The sound processing apparatus according to claim 1 .

The sound source separation means generates a target sound spectrum composed of components of each target sound frequency in which the target sound is dominant among the plurality of frequencies,
The sound processing apparatus according to claim 1 or claim 2 comprising a noise suppression means for subtracting the noise spectrum from the target sound spectrum.
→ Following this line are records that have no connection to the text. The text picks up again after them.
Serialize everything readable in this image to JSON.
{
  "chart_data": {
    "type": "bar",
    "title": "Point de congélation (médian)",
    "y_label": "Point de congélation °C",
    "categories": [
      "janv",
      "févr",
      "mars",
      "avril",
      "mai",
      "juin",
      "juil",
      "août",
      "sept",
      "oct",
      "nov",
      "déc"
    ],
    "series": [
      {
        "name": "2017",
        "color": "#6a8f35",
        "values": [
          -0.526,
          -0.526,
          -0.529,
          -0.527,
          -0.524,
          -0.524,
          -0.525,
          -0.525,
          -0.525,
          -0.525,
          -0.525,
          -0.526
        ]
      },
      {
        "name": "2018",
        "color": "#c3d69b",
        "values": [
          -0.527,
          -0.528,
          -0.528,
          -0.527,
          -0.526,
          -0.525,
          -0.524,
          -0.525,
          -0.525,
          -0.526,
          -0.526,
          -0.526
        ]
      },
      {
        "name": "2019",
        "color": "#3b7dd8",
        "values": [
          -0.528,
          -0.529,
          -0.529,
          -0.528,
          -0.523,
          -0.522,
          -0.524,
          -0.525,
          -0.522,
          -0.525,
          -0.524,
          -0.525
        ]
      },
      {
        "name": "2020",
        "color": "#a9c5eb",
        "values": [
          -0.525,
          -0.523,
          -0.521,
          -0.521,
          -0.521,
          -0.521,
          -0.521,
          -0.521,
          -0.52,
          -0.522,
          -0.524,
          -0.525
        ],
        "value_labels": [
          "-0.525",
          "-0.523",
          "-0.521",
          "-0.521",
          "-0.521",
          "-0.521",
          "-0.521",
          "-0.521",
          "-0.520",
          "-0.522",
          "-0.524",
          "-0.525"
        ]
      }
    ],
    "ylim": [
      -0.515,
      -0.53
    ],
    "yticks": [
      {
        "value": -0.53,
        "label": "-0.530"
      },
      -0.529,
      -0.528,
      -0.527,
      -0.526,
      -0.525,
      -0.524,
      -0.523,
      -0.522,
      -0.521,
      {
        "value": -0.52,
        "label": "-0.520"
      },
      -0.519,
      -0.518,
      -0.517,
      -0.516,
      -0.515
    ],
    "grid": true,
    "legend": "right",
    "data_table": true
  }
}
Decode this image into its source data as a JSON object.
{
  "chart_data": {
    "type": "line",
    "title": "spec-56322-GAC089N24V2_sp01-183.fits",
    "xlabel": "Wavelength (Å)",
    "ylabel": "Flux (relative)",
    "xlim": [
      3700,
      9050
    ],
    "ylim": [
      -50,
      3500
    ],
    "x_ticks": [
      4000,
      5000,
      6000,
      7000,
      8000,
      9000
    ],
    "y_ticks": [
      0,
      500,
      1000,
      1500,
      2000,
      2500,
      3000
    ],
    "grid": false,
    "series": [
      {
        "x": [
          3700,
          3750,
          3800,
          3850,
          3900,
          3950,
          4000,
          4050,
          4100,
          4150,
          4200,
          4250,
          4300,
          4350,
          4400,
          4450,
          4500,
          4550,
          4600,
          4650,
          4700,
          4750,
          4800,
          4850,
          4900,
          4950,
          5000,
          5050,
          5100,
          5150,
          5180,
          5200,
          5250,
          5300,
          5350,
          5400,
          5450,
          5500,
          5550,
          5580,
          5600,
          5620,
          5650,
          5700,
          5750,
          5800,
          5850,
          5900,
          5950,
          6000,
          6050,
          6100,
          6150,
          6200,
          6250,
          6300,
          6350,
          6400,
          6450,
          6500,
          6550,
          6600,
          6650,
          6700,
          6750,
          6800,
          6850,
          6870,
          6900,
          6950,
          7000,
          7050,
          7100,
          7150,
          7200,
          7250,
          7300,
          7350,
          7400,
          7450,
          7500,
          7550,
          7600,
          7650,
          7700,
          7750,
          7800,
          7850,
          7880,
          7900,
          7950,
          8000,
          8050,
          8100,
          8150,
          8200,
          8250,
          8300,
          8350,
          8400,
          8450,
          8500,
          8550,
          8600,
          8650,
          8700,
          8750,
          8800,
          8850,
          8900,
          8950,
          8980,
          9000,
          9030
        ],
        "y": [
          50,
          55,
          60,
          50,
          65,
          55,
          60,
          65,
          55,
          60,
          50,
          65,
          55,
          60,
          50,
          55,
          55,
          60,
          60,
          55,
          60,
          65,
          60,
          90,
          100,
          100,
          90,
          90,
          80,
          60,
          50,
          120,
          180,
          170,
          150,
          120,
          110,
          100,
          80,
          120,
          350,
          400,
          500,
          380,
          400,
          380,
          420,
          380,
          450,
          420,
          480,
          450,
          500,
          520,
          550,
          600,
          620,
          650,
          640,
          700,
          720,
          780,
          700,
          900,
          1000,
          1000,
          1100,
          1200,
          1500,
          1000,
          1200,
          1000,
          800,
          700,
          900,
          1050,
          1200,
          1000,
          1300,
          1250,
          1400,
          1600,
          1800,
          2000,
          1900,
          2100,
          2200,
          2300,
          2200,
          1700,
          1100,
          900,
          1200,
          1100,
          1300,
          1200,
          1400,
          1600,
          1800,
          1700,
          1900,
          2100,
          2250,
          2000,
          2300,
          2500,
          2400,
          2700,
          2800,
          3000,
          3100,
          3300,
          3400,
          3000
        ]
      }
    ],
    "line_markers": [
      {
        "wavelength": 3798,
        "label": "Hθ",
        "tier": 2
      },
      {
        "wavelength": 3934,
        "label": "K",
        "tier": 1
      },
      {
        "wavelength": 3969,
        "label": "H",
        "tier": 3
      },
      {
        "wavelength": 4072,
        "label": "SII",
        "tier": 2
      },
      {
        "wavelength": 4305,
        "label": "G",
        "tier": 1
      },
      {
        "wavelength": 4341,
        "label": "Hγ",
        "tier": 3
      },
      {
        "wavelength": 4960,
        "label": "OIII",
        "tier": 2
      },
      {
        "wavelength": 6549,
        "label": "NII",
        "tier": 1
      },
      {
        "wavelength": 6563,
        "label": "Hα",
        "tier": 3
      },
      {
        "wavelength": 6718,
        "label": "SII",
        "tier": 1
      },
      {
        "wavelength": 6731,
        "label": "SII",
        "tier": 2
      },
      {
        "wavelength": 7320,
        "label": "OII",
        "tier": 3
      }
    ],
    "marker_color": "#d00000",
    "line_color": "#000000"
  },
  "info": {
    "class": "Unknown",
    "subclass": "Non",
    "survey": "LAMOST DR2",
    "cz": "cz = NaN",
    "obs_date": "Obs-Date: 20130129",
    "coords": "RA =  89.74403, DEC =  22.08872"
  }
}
From the multiple sound signals generated by multiple sound collection devices, specify the intensity of each non-target sound frequency component in which the non-target sound dominates from a different direction from the target sound among multiple frequencies for each unit section Sound source separation processing,
A process of generating a noise spectrum for each unit section,
The intensity of the component of one non-target sound frequency in the first unit section is below a threshold value exceeding the intensity at the one non-target sound frequency in the noise spectrum of the second unit section before the start of the first unit section. , The intensity at the one non-target sound frequency in the noise spectrum of the first unit section, the intensity of the component of the one non-target sound frequency in the first unit section, and the noise spectrum of the second unit section. Set according to the intensity at the one non-target sound frequency,
When the intensity of the component of the one non-target sound frequency in the first unit section exceeds the threshold, the intensity at the one non-target sound frequency in the noise spectrum of the first unit section is determined as the first unit section. Noise estimation processing for setting a numerical value exceeding the intensity at the one non-target sound frequency in the noise spectrum of the second unit interval without reflecting the intensity of the component at the one non-target sound frequency in the computer. The program to be executed.